New Initiative Targets Atmospheric Effects of Satellite Reentry
Astroscale, Planet Labs, University of Southampton Form Data-Sharing Collaboration to Address Reentry Research Gap
A new industry-academia collaboration aimed at improving scientific understanding of what happens to Earth’s atmosphere when satellites burn up on reentry has launched, with Astroscale Holdings Inc. as convener and Planet Labs PBC and the University of Southampton as founding participants.
“By providing data to the AIRS initiative, we are helping the scientific community move past simulations and toward a factual, data-driven understanding of our industry’s atmospheric footprint.”
Mike Lindsay, Astroscale
The initiative, called Atmospheric Impact of Reentered Spacecraft, or AIRS, was announced June 9. While space sustainability efforts have historically focused on in-orbit operations and debris removal, the atmospheric effects of reentry remain an underexplored area.
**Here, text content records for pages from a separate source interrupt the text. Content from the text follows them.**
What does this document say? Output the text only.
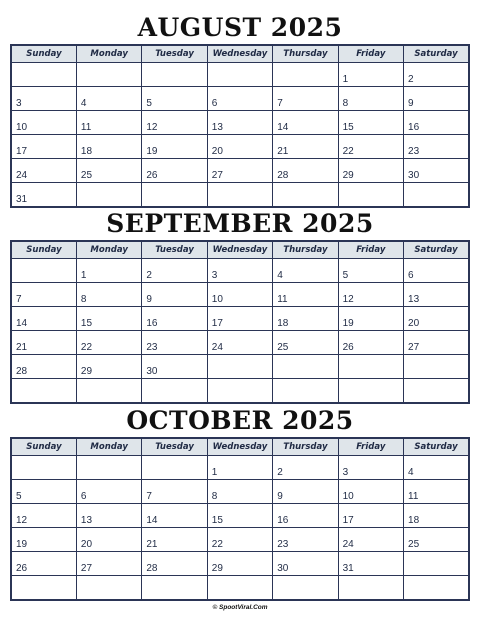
AUGUST 2025
Sunday	Monday	Tuesday	Wednesday	Thursday	Friday	Saturday
					1	2
3	4	5	6	7	8	9
10	11	12	13	14	15	16
17	18	19	20	21	22	23
24	25	26	27	28	29	30
31						
SEPTEMBER 2025
Sunday	Monday	Tuesday	Wednesday	Thursday	Friday	Saturday
	1	2	3	4	5	6
7	8	9	10	11	12	13
14	15	16	17	18	19	20
21	22	23	24	25	26	27
28	29	30				

OCTOBER 2025
Sunday	Monday	Tuesday	Wednesday	Thursday	Friday	Saturday
			1	2	3	4
5	6	7	8	9	10	11
12	13	14	15	16	17	18
19	20	21	22	23	24	25
26	27	28	29	30	31	

© SpootViral.Com
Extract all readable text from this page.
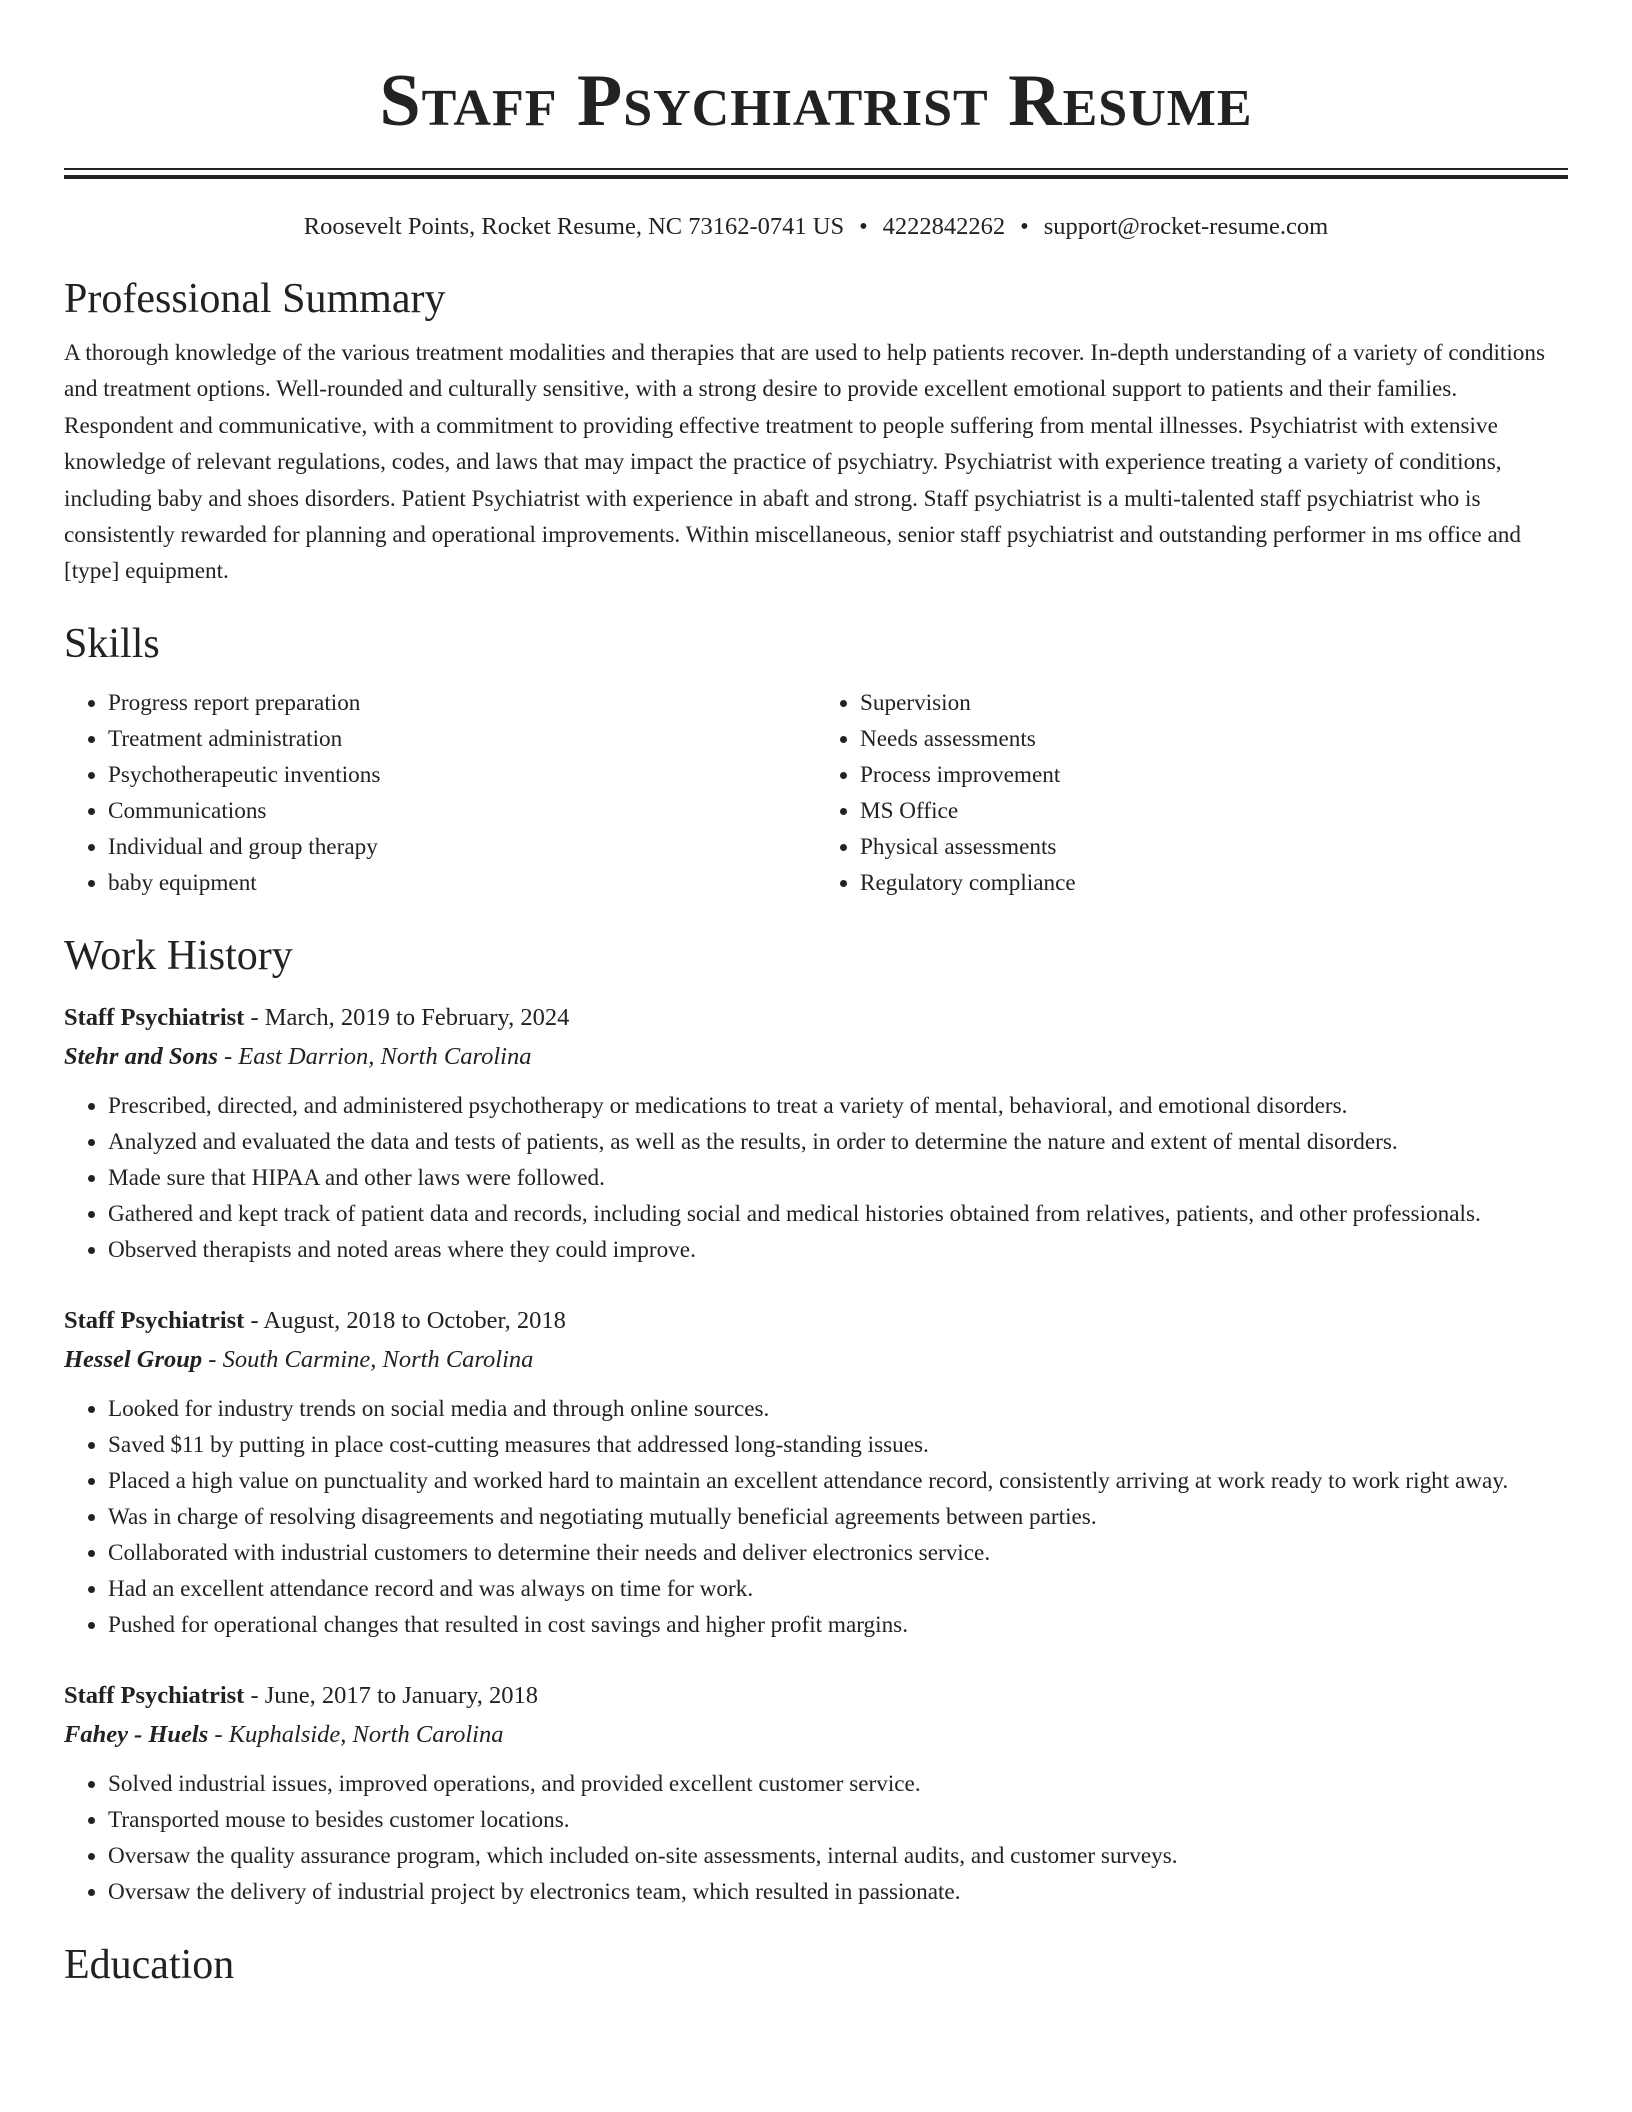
Staff Psychiatrist Resume
Roosevelt Points, Rocket Resume, NC 73162-0741 US • 4222842262 • support@rocket-resume.com
Professional Summary

A thorough knowledge of the various treatment modalities and therapies that are used to help patients recover. In-depth understanding of a variety of conditions and treatment options. Well-rounded and culturally sensitive, with a strong desire to provide excellent emotional support to patients and their families. Respondent and communicative, with a commitment to providing effective treatment to people suffering from mental illnesses. Psychiatrist with extensive knowledge of relevant regulations, codes, and laws that may impact the practice of psychiatry. Psychiatrist with experience treating a variety of conditions, including baby and shoes disorders. Patient Psychiatrist with experience in abaft and strong. Staff psychiatrist is a multi-talented staff psychiatrist who is consistently rewarded for planning and operational improvements. Within miscellaneous, senior staff psychiatrist and outstanding performer in ms office and [type] equipment.

Skills
• Progress report preparation
• Treatment administration
• Psychotherapeutic inventions
• Communications
• Individual and group therapy
• baby equipment
• Supervision
• Needs assessments
• Process improvement
• MS Office
• Physical assessments
• Regulatory compliance
Work History
Staff Psychiatrist - March, 2019 to February, 2024
Stehr and Sons - East Darrion, North Carolina
• Prescribed, directed, and administered psychotherapy or medications to treat a variety of mental, behavioral, and emotional disorders.
• Analyzed and evaluated the data and tests of patients, as well as the results, in order to determine the nature and extent of mental disorders.
• Made sure that HIPAA and other laws were followed.
• Gathered and kept track of patient data and records, including social and medical histories obtained from relatives, patients, and other professionals.
• Observed therapists and noted areas where they could improve.
Staff Psychiatrist - August, 2018 to October, 2018
Hessel Group - South Carmine, North Carolina
• Looked for industry trends on social media and through online sources.
• Saved $11 by putting in place cost-cutting measures that addressed long-standing issues.
• Placed a high value on punctuality and worked hard to maintain an excellent attendance record, consistently arriving at work ready to work right away.
• Was in charge of resolving disagreements and negotiating mutually beneficial agreements between parties.
• Collaborated with industrial customers to determine their needs and deliver electronics service.
• Had an excellent attendance record and was always on time for work.
• Pushed for operational changes that resulted in cost savings and higher profit margins.
Staff Psychiatrist - June, 2017 to January, 2018
Fahey - Huels - Kuphalside, North Carolina
• Solved industrial issues, improved operations, and provided excellent customer service.
• Transported mouse to besides customer locations.
• Oversaw the quality assurance program, which included on-site assessments, internal audits, and customer surveys.
• Oversaw the delivery of industrial project by electronics team, which resulted in passionate.
Education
During reentry, spacecraft are exposed to extreme heating and interaction with atmospheric gases, leading to melting, fragmentation, and vaporization of materials. Those processes release chemical compounds at various layers of the upper atmosphere — altitudes where direct measurement is difficult and modeling has historically depended on incomplete assumptions about spacecraft construction.
As activity in low Earth orbit accelerates, the number of satellites reentering Earth’s atmosphere is expected to rise significantly. Current simulations rely on simplified spacecraft assumptions because actual manufacturing data has not been widely available to researchers. Without access to real-world industry data, the results of advanced academic modeling carry limits on relevance and applicability. AIRS is designed to address that gap.
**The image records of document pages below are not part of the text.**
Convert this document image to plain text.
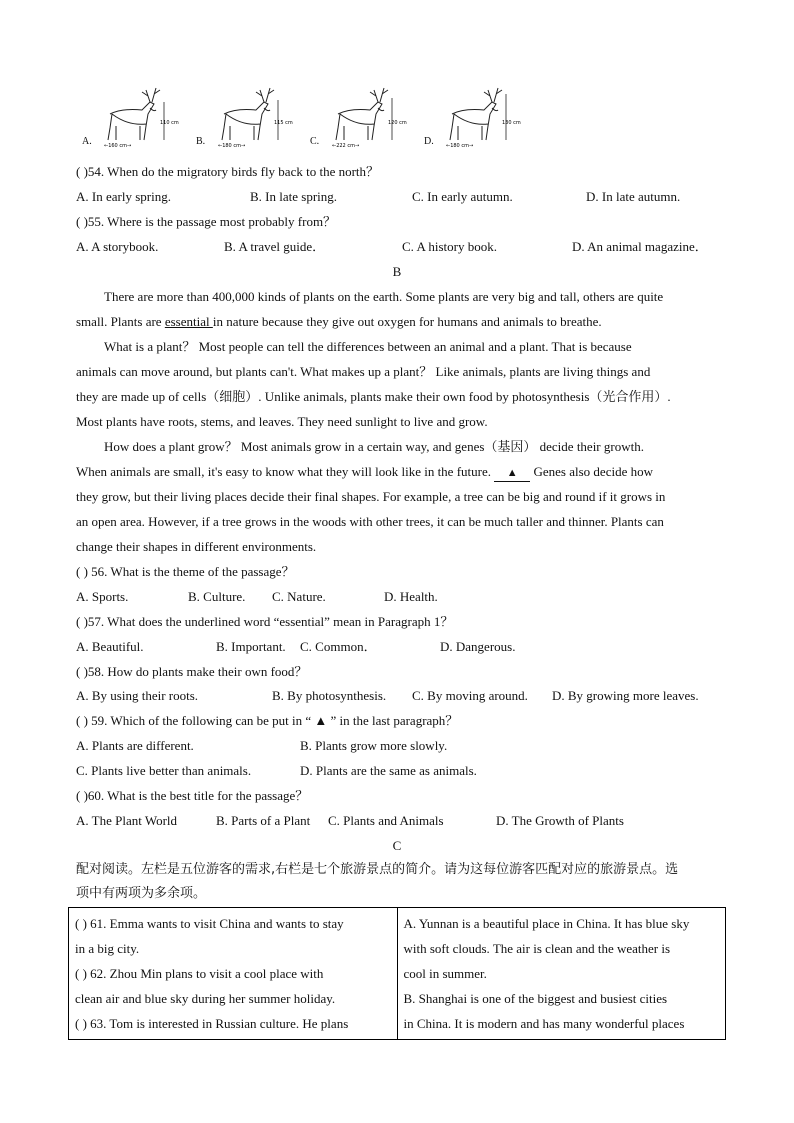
A.
110 cm
←160 cm→	B.
115 cm
←180 cm→	C.
120 cm
←222 cm→	D.
130 cm
←180 cm→
( )54. When do the migratory birds fly back to the north？
A. In early spring.	B. In late spring.	C. In early autumn.	D. In late autumn.
( )55. Where is the passage most probably from？
A. A storybook.	B. A travel guide．	C. A history book.	D. An animal magazine．
B
There are more than 400,000 kinds of plants on the earth. Some plants are very big and tall, others are quite
small. Plants are essential in nature because they give out oxygen for humans and animals to breathe.
What is a plant？ Most people can tell the differences between an animal and a plant. That is because
animals can move around, but plants can't. What makes up a plant？ Like animals, plants are living things and
they are made up of cells（细胞）. Unlike animals, plants make their own food by photosynthesis（光合作用）.
Most plants have roots, stems, and leaves. They need sunlight to live and grow.
How does a plant grow？ Most animals grow in a certain way, and genes（基因） decide their growth.
When animals are small, it's easy to know what they will look like in the future. ▲ Genes also decide how
they grow, but their living places decide their final shapes. For example, a tree can be big and round if it grows in
an open area. However, if a tree grows in the woods with other trees, it can be much taller and thinner. Plants can
change their shapes in different environments.
( ) 56. What is the theme of the passage？
A. Sports.	B. Culture. C. Nature.	D. Health.
( )57. What does the underlined word “essential” mean in Paragraph 1？
A. Beautiful.	B. Important. C. Common．	D. Dangerous.
( )58. How do plants make their own food？
A. By using their roots.	B. By photosynthesis. C. By moving around. D. By growing more leaves.
( ) 59. Which of the following can be put in “ ▲ ” in the last paragraph？
A. Plants are different.	B. Plants grow more slowly.
C. Plants live better than animals.	D. Plants are the same as animals.
( )60. What is the best title for the passage？
A. The Plant World	B. Parts of a Plant C. Plants and Animals	D. The Growth of Plants
C
配对阅读。左栏是五位游客的需求,右栏是七个旅游景点的简介。请为这每位游客匹配对应的旅游景点。选
项中有两项为多余项。
( ) 61. Emma wants to visit China and wants to stay
in a big city.
( ) 62. Zhou Min plans to visit a cool place with
clean air and blue sky during her summer holiday.
( ) 63. Tom is interested in Russian culture. He plans

A. Yunnan is a beautiful place in China. It has blue sky
with soft clouds. The air is clean and the weather is
cool in summer.
B. Shanghai is one of the biggest and busiest cities
in China. It is modern and has many wonderful places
Under the initiative, space operators and manufacturers will share non-proprietary spacecraft design information with academic researchers to improve atmospheric modeling accuracy while protecting commercially sensitive data. Material composition and approximate mass breakdowns can be shared under confidential bilateral agreements. More detailed data — including component layouts or expected reentry profiles — may be shared at each participant’s discretion.
Astroscale will both coordinate the initiative and contribute its own spacecraft data alongside Planet. Planet brings expertise in Earth observation, satellite manufacturing, and operations. The University of Southampton contributes research capabilities in aerospace engineering and atmospheric science. Together, the three founding participants aim to expand access to actual spacecraft data, reduce uncertainty in atmospheric modeling, and support evidence-based decision-making for the future of low Earth orbit.
“Spacecraft reentry has long been treated as an optimal mission endpoint, but it is increasingly clear that we need a deeper scientific understanding of what happens during this phase,” said Mike Lindsay, Chief Technology Officer at Astroscale. “By enabling industry to contribute real-world data in a trusted way, AIRS removes critical barriers for atmospheric research and ensures space sustainability is guided with the most accurate and up-to-date information.”
Planet’s chief space officer framed the company’s participation around its core mission. “Our mission to make global change visible starts with a deep responsibility for the space environment in which we operate,” said James Mason. “Sustainable space operations must account for a satellite’s entire lifecycle, including its eventual reentry. By providing data to the AIRS initiative, we are helping the scientific community move past simulations and toward a factual, data-driven understanding of our industry’s atmospheric footprint.”
Minkwan Kim, Professor at the University of Southampton, pointed to data scarcity as the problem AIRS is built to solve. “A primary challenge in assessing the effects of re-entry emissions on the upper atmosphere is the scarcity of high-quality data required for robust modeling and evidence-based analysis,” Kim said. “AIRS will address this critical gap, improving our understanding and mitigation of atmospheric re-entry ablation impacts, and ensuring that the benefits of space remain accessible to future generations.”
No additional members beyond the three founding participants have been announced. The initiative’s structure — centered on bilateral confidentiality agreements rather than a single shared data pool — is designed to lower the barrier for future industry participants to contribute spacecraft data on their own terms.